Suffering from ADHD, said the judge (who has been transferred to civil court until the Supreme Court decides), has been “like living in a fog where you don’t feel quite in sync or connected.”
Poor Judge Sloop. Though one wonders how many of the 10,800 mentally ill inmates languishing in Florida’s jails might argue that they, too, have been living in a fog and not quite in sync. Except, of course, the judiciary files those disorders under theirs.
Sloop’s fellow Florida judges are notoriously unsympathetic to defendants whose mental disorders contribute to criminal transgressions.

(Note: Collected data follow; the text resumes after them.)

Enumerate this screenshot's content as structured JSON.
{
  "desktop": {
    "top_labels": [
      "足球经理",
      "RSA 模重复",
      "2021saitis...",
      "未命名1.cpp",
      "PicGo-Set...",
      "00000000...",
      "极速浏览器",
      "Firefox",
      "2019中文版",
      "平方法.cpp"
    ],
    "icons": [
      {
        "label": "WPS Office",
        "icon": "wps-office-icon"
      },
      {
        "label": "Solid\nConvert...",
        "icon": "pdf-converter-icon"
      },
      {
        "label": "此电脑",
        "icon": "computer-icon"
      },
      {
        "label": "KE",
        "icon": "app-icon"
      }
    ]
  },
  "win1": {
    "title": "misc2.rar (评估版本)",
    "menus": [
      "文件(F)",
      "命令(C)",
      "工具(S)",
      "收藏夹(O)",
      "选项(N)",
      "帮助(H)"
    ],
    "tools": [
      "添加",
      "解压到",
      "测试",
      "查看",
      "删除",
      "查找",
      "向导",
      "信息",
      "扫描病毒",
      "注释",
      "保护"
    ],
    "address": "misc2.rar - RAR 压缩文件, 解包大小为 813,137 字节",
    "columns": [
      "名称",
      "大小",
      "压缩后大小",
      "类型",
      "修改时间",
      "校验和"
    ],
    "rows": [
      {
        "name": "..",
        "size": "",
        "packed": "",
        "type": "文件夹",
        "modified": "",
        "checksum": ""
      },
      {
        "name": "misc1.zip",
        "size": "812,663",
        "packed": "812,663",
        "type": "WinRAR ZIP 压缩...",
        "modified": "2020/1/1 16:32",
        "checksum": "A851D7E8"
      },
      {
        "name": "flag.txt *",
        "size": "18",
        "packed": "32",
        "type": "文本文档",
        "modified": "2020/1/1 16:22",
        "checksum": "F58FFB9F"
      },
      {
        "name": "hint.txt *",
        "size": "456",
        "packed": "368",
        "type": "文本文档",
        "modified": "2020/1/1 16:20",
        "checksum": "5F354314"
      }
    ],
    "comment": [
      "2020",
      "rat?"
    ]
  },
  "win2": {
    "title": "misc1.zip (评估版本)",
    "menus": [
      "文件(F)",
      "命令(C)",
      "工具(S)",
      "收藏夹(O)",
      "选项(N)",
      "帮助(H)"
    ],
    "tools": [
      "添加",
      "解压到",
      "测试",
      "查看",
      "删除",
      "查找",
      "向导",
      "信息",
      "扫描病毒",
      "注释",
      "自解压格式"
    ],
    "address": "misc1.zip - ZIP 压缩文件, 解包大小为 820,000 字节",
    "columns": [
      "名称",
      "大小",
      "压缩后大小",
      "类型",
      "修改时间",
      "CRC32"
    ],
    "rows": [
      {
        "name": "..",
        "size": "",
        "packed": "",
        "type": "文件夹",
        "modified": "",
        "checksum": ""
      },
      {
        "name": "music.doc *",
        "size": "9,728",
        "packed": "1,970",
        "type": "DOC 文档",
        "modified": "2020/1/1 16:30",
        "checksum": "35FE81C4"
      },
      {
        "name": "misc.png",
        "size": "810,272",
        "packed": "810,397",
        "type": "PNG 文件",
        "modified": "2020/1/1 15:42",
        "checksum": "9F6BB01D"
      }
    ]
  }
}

Eddie Cryczan, known as Crazy Eddie, suffered a long history of mental illness. He was suicidal, and he told doctors about a fantasy to kill his mother.
Right after he was released from a mental hospital, he did just that. But when he was tried on first-degree murder charges in Broward County 10 years ago, his craziness was not crazy enough to sustain an insanity defense. He was convicted of first-degree murder (though the jury rejected his demand for a death sentence.)
Last month, the U.S. Supreme Court heard the case of Eric Michael Clark, a paranoid schizophrenic who believed his parents to be space aliens. His long history of mental illness didn’t matter at his murder trial.
Florida judges in particular pack prisons and jails with pathetic, lost, delusional, raving mad inmates, until county jails house three times more mentally ill inmates than the state’s psychiatric institutions.
Like Dana Clyde Jones, 44, who has been in a coma since he was beaten up in the Broward County Jail on Dec. 16.
The plight of Jones, whose mental illness became tantamount to a death sentence, and so many other truly disturbed prisoners makes a jarring contrast to the psychological defense offered by Judge John Sloop.
The Florida Supreme Court will decide whether a TV-inspired diagnosis of ADHD excuses a judge of downright meanness.